Medium path : Handles cases where the NONSPINNABLE flag is set or the reader count overflows. Functions such as rwsem_set_nonspinnable are invoked.
Slow path : The reader is placed on wait_list and sleeps until awakened by rwsem_mark_wake .
Write‑lock acquisition paths mirror the read paths:
Fast path : Direct atomic_long_try_cmpxchg_acquire succeeds only when the lock is completely free.
Medium path : Same implementation as the reader’s medium path.
Slow path : Involves the handoff mechanism ( RWSEM_FLAG_HANDOFF ) to prevent starvation of the first waiter in the wait list. If the flag is set, the kernel attempts an optimistic spin before sleeping.
The handoff flag is set in two main scenarios:
During the slow‑path wake‑up of a writer when the first waiter has waited too long.
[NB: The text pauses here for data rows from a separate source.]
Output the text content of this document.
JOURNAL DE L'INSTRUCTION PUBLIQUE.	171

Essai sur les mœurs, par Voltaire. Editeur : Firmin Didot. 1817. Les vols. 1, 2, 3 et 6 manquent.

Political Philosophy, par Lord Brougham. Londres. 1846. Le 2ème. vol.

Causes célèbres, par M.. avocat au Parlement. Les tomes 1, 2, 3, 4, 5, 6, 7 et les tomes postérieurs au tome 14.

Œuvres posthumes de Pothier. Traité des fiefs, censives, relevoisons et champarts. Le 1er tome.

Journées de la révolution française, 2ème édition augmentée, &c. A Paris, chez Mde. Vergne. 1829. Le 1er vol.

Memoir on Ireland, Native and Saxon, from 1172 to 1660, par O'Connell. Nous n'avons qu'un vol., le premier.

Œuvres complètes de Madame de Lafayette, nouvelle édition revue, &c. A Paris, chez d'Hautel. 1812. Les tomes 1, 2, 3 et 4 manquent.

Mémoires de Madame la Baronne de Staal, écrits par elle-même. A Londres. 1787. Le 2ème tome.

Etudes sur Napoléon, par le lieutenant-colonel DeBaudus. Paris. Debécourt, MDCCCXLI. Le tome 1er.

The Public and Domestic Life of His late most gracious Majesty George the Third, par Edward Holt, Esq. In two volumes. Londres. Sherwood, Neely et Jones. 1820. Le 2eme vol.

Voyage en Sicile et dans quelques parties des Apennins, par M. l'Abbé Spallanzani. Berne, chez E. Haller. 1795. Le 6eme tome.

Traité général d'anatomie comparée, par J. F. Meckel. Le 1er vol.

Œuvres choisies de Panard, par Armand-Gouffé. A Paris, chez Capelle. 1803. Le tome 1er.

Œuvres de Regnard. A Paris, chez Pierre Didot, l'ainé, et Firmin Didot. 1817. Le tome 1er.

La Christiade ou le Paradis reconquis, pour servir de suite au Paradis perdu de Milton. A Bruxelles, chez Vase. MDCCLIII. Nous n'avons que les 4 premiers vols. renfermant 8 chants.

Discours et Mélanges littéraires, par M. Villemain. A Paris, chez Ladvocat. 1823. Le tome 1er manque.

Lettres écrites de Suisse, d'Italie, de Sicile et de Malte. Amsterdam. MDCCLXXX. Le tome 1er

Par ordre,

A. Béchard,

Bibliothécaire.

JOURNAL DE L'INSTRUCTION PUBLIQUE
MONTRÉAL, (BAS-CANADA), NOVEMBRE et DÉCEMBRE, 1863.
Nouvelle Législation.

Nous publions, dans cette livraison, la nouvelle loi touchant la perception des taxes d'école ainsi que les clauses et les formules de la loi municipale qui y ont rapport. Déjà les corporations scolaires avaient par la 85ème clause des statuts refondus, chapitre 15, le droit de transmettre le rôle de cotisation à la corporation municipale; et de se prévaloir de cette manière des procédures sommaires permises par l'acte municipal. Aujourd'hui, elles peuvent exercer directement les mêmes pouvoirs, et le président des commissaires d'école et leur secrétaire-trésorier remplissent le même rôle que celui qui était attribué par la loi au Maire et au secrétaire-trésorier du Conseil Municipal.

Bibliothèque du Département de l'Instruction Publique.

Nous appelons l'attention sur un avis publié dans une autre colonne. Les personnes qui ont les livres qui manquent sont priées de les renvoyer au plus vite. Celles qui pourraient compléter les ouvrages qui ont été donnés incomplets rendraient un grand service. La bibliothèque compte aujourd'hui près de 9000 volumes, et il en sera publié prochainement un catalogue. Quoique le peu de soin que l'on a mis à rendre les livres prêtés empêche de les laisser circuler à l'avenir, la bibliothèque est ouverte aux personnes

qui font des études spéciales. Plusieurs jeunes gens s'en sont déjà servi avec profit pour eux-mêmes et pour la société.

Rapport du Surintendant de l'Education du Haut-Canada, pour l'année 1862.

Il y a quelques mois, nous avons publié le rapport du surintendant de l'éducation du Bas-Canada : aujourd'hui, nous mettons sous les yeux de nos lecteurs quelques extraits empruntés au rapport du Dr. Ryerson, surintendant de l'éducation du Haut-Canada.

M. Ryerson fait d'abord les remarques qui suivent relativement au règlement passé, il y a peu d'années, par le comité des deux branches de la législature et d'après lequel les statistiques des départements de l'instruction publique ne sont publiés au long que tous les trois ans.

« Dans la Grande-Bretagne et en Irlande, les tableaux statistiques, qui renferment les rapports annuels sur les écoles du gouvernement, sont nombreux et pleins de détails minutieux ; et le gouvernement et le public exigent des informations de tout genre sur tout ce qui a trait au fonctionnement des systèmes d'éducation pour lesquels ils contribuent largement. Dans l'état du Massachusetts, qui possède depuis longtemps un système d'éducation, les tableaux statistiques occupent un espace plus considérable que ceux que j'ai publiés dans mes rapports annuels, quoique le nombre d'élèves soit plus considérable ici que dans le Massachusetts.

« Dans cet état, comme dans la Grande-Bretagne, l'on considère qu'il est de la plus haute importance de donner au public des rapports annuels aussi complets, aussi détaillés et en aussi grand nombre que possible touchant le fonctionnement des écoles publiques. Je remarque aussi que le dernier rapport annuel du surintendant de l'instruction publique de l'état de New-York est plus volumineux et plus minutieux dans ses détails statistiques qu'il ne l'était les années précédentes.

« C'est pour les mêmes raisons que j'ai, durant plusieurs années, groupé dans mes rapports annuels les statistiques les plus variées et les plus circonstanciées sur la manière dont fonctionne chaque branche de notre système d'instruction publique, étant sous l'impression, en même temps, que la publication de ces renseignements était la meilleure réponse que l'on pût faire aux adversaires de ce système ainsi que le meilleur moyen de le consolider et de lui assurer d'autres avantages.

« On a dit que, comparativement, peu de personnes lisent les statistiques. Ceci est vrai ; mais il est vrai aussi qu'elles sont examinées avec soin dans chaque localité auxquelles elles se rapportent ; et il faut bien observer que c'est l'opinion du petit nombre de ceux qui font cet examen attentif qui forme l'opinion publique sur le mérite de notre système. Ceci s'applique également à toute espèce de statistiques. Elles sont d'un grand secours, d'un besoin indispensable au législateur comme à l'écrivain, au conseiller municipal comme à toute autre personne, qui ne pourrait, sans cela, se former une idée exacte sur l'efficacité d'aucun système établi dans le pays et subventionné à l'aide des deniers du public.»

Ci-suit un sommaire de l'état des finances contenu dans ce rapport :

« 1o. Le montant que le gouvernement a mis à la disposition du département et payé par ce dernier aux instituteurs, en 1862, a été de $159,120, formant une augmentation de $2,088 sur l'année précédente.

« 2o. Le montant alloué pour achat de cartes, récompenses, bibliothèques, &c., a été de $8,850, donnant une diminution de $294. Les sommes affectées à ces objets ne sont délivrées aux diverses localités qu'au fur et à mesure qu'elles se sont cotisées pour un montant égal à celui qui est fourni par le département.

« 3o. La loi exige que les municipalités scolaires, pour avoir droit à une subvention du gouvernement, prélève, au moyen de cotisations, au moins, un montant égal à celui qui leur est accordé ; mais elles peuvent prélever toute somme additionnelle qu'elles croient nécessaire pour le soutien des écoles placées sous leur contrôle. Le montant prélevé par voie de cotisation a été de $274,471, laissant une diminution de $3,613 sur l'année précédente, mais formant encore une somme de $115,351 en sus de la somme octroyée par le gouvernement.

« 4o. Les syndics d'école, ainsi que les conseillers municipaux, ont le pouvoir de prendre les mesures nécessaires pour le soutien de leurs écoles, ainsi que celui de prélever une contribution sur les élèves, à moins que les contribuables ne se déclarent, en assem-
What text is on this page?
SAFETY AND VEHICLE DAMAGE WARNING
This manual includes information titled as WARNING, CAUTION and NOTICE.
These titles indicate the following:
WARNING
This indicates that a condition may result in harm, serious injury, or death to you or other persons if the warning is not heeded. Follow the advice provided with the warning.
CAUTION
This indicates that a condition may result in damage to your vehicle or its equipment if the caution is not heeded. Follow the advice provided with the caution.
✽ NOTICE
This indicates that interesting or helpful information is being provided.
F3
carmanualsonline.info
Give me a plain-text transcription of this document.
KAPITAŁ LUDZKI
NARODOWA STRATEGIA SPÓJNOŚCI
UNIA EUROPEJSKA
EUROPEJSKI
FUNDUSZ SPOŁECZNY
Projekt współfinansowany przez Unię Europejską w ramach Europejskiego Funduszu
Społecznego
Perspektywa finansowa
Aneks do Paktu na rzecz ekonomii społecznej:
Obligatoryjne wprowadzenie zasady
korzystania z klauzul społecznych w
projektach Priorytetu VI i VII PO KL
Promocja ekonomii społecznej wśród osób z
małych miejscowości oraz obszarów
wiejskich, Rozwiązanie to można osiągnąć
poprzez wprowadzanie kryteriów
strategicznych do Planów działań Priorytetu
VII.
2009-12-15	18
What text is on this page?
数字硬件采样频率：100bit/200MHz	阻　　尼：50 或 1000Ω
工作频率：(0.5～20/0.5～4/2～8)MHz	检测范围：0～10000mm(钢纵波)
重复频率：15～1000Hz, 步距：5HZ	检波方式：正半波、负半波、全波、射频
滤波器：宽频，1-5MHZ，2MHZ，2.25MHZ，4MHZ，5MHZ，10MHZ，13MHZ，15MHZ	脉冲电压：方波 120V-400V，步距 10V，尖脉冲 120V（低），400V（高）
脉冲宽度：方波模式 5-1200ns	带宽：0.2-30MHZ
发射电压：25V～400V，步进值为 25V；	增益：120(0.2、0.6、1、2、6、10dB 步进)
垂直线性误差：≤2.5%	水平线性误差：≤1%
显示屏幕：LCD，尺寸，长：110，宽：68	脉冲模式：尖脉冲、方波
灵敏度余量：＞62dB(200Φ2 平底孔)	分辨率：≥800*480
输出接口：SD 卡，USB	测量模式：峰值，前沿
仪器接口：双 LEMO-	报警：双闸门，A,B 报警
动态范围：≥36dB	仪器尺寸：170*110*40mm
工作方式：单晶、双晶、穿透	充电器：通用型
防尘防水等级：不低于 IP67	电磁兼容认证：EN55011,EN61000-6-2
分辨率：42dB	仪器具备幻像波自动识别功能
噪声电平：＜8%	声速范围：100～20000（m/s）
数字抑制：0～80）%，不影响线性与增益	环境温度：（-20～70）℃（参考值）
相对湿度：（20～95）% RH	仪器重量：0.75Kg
When a writer, after being woken, finds the lock still held and wants to avoid being pre‑empted by an optimistic spinner.
Finally, the article provides a concise recommendation:
For a high‑level understanding, study the rwsem structure, the concept of osq, and the possible states during reader/writer interactions.
For deep comprehension, read the kernel source code (e.g., kernel/locking/rwsem.c in Linux 5.10) and trace the execution paths.